“I never thought I would find comfort in the chaos of Kathmandu.”
So said Dr. Michael Blunda, a cardiologist from Virginia, after making his first trip with his wife Blair to the annual PFAV health camp in Nepal. In those few words, Mike articulated what I have felt but have been unable to express in words about Nepal.
Mike and Blair had volunteered to offer their services to the villagers in the Himalayas. They joined us early in Kathmandu and helped us gather supplies and medicines and prepare our team. They traveled with us through the steep, windy precipices on the way to visit the single women who sew menstrual kits in our mission in Dhading Besi. They joined us in the village of Rupakot to offer a mini heart clinic to the villagers. After a few days of relaxation in Pokhara, we returned to Kathmandu, gathered the troops, and took off for the Himalayan villages of Sindupalchok. The health camp served more than 500 women and children there, and in spite of Campylobacter rendering nine members of our team unable to continue, the rest worked extra hard and carried on.

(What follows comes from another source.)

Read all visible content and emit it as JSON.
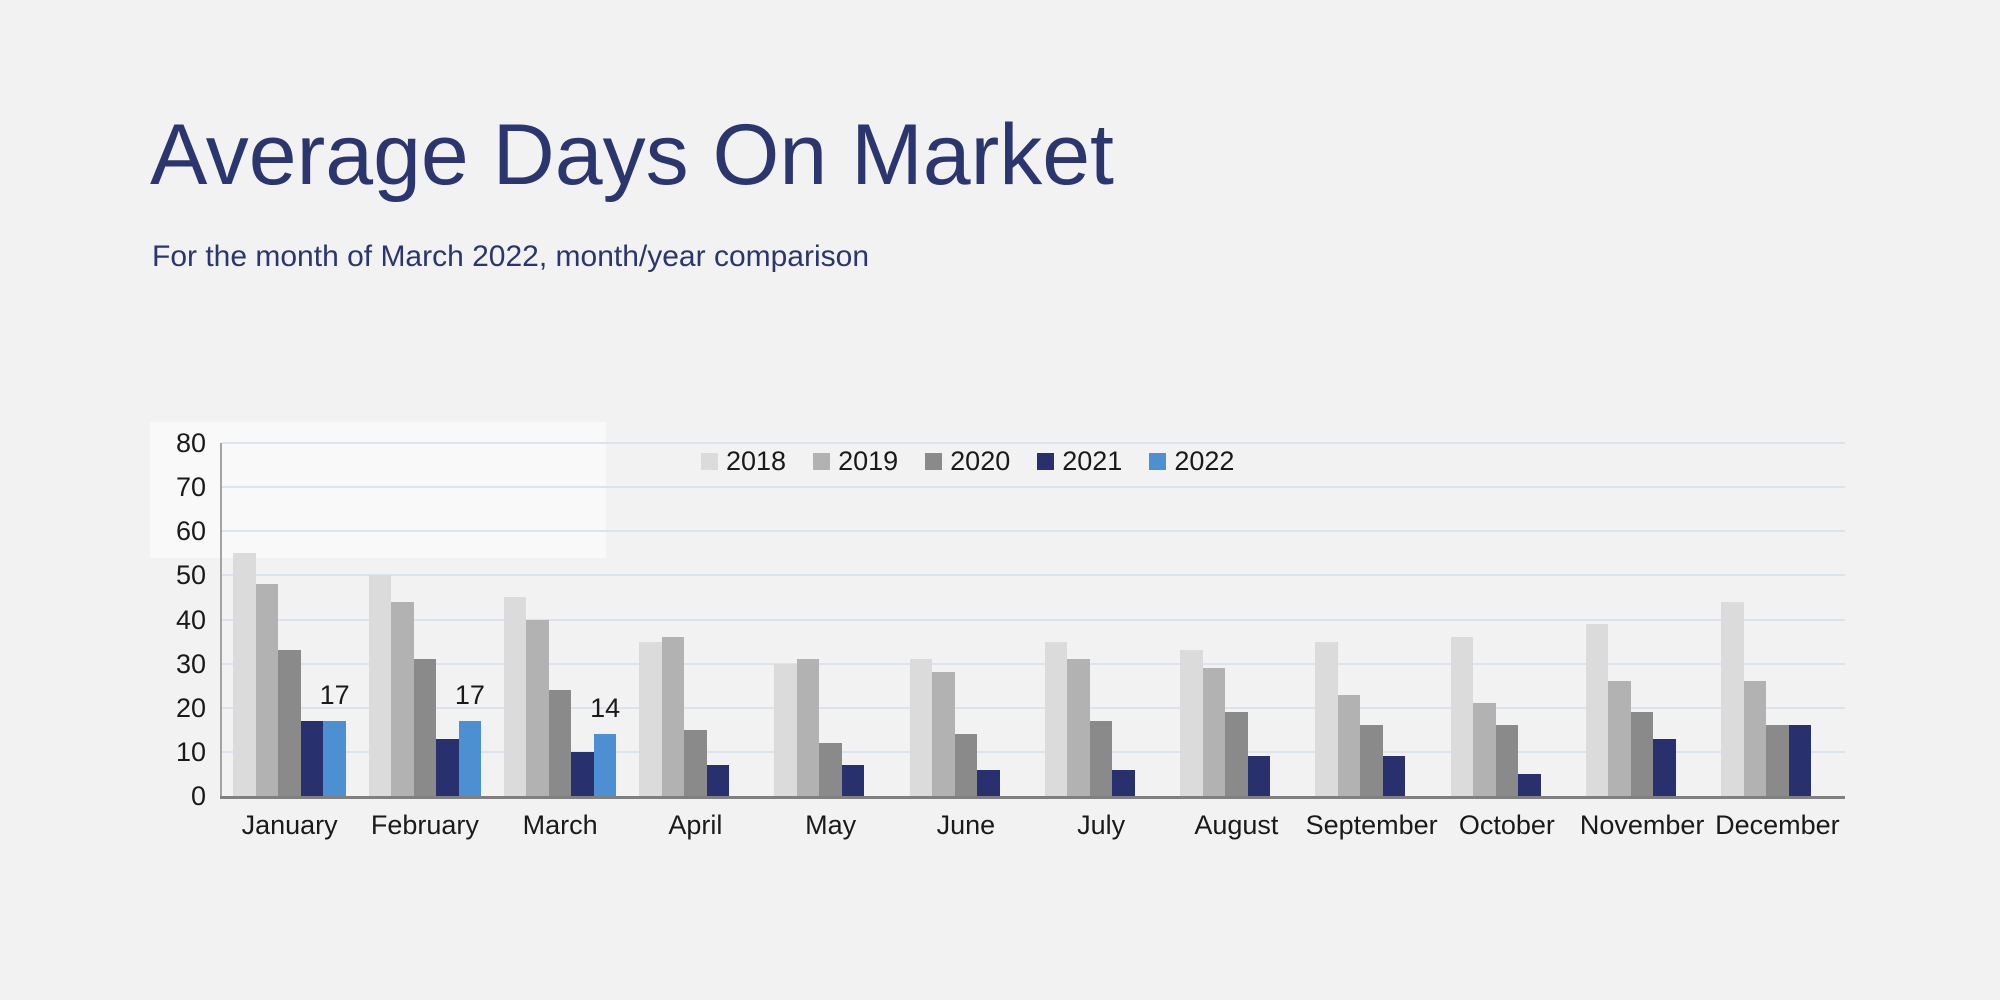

It was after a three-day holiday in clean, quiet, overly regulated Bhutan, on the taxi ride from the Kathmandu airport to our home in the Yak and Yeti Hotel, that Mike found comfort.
And so it is in Nepal. There is comfort in the traffic, peace in the crowded streets of the Thamel, and communion with the Nepali. The Himalayan streams cleanse you, steady you, and baptize you. You start to belong. You feel at home. Nepal does that to you.
So it is in Nepal: Amid all the chaos, you find your soul, and it is at peace.